D'humeur exceptionnellement joueuse, il fait comme s'il ne voyait pas à quoi Chad faisait référence. Ce dernier est toujours réfractaire à tout. Avec lui, tout est une menace, un danger, un risque. Rien n'est jamais une chance, une opportunité. Déformation professionnelle, comme disent les Terriens. Sauf que leurs professions sont acquises.
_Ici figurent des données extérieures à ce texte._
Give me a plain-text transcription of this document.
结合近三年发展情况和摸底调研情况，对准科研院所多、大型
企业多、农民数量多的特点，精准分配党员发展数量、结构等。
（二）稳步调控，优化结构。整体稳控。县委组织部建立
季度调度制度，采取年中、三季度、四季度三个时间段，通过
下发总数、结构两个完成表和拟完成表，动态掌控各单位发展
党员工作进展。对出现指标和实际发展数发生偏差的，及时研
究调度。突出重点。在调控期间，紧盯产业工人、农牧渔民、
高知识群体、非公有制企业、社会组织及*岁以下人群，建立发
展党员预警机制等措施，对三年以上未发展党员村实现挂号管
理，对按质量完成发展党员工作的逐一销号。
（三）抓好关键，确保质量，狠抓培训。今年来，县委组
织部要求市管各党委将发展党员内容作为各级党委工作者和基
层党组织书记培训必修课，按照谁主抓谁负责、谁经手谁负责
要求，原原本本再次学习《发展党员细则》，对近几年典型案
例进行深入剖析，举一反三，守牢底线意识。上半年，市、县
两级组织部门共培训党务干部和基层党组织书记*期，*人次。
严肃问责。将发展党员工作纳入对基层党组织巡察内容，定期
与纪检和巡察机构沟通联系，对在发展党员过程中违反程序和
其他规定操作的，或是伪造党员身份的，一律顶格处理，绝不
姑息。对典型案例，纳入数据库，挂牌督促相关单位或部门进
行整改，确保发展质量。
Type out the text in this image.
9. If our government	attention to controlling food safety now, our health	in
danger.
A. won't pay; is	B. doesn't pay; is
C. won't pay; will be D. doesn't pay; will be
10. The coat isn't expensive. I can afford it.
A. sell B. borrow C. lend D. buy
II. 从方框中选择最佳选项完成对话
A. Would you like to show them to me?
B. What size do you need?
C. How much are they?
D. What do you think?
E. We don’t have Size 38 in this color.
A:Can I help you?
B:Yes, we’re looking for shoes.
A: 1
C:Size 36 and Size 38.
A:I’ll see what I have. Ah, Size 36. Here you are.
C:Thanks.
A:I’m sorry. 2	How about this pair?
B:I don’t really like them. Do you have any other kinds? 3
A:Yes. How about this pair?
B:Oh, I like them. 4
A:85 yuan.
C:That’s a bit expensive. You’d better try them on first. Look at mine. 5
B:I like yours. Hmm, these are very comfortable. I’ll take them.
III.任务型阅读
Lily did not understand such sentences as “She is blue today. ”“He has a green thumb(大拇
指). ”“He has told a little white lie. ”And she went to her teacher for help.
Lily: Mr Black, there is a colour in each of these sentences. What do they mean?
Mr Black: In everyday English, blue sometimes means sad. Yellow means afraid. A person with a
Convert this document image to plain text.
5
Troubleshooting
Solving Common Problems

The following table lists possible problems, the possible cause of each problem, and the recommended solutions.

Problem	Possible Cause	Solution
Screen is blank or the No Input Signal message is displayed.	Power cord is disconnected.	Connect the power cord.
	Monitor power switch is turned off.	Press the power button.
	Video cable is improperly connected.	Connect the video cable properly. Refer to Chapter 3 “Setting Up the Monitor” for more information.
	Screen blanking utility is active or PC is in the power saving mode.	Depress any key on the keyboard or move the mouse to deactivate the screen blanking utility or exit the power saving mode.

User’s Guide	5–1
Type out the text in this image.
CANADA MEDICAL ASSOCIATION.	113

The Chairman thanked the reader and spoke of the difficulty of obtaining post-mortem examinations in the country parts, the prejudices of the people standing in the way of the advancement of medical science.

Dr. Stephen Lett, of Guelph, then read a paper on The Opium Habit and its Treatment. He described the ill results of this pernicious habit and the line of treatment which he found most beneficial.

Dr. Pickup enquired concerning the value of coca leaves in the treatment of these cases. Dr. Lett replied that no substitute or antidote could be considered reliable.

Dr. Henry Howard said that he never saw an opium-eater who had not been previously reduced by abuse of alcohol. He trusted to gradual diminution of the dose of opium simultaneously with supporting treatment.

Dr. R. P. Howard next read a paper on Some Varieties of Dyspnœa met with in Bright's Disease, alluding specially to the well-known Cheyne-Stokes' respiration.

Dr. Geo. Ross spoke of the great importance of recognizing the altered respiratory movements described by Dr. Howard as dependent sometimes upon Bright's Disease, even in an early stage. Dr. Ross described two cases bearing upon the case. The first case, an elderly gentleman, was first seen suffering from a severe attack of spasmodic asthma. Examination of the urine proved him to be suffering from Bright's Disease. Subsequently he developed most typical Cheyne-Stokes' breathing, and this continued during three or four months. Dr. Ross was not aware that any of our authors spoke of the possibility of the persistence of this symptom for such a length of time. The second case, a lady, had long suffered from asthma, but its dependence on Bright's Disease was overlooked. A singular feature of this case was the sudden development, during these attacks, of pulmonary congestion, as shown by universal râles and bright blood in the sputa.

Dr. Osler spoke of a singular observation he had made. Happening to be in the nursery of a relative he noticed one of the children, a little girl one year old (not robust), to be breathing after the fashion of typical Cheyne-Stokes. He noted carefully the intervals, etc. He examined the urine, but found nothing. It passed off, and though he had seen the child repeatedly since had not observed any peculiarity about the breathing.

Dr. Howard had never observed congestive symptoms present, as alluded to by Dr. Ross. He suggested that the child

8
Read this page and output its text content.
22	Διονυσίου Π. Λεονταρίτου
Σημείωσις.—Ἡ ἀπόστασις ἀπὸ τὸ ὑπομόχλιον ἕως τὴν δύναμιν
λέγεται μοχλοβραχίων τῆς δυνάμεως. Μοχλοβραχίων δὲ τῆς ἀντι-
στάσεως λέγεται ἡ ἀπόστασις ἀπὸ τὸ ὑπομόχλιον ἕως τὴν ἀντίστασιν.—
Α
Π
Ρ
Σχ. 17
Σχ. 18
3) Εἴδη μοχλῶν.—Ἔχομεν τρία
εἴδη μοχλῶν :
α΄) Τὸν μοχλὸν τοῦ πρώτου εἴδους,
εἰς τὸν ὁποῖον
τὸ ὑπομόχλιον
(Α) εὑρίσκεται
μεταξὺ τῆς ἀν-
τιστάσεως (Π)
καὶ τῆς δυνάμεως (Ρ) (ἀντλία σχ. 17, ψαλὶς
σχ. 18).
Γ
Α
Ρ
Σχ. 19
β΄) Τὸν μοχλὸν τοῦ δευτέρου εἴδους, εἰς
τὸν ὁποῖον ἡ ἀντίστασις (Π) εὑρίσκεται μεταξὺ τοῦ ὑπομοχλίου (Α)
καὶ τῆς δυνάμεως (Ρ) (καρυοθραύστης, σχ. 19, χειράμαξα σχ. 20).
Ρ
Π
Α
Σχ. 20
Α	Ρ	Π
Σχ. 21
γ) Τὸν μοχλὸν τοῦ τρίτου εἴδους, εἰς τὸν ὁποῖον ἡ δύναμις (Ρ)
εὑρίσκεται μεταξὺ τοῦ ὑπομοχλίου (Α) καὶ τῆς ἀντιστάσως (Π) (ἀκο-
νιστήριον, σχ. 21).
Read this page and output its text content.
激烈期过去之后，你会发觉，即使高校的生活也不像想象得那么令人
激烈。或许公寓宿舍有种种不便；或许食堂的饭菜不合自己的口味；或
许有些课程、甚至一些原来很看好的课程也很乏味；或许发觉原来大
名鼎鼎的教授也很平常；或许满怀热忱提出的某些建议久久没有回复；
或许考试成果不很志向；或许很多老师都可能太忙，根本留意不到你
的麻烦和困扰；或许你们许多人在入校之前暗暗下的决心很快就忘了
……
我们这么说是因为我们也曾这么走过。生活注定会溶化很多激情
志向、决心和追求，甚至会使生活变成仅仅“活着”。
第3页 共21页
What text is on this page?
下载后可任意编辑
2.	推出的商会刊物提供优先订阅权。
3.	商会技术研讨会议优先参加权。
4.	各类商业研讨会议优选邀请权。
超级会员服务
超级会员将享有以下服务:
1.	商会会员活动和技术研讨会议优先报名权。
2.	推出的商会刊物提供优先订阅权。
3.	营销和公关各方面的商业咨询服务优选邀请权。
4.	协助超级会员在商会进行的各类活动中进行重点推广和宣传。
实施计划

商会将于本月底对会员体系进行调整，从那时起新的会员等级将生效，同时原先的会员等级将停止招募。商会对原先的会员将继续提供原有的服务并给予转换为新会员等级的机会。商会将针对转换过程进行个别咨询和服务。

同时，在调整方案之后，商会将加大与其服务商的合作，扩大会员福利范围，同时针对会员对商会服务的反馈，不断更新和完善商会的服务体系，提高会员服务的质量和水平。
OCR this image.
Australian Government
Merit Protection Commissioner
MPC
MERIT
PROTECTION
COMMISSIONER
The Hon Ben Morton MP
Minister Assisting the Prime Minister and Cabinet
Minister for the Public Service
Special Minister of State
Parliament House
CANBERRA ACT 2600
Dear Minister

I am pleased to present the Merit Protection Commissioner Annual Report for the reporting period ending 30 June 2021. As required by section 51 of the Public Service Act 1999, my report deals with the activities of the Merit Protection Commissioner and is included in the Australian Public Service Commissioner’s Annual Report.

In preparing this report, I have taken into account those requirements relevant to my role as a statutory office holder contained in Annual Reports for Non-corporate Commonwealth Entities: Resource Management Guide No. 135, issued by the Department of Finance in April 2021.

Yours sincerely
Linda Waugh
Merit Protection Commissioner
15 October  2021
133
— Tu sais quoi, et tu sais où, lâche simplement l'autre, avant d'enfin contourner le banc sur lequel est assis son interlocuteur, dans le but d'entrer dans son champ de vision sans que celui-ci n'ait besoin de se retourner.
Chuck se renfonce dans son siège, amène une cheville sur son autre genou, et vient poser un coude sur le dossier du banc, afin de lui aussi s'orienter vers celui à qui il s'adresse. Le contraste de leurs deux dégaines est toujours aussi frappant. Il leur arrive d'ailleurs d'admettre être heureux de toutes les époques durant lesquelles, comme celle-ci, de tels écarts leur sont possibles sans que ni l'un ni l'autre ne fasse hausser les sourcils. Ils peuvent s'adapter, mais la Terre post-apocalyptique n'a jamais été du goût du grand blond, et celle très guindée des siècles les plus anciens pas de celui de son Protecteur.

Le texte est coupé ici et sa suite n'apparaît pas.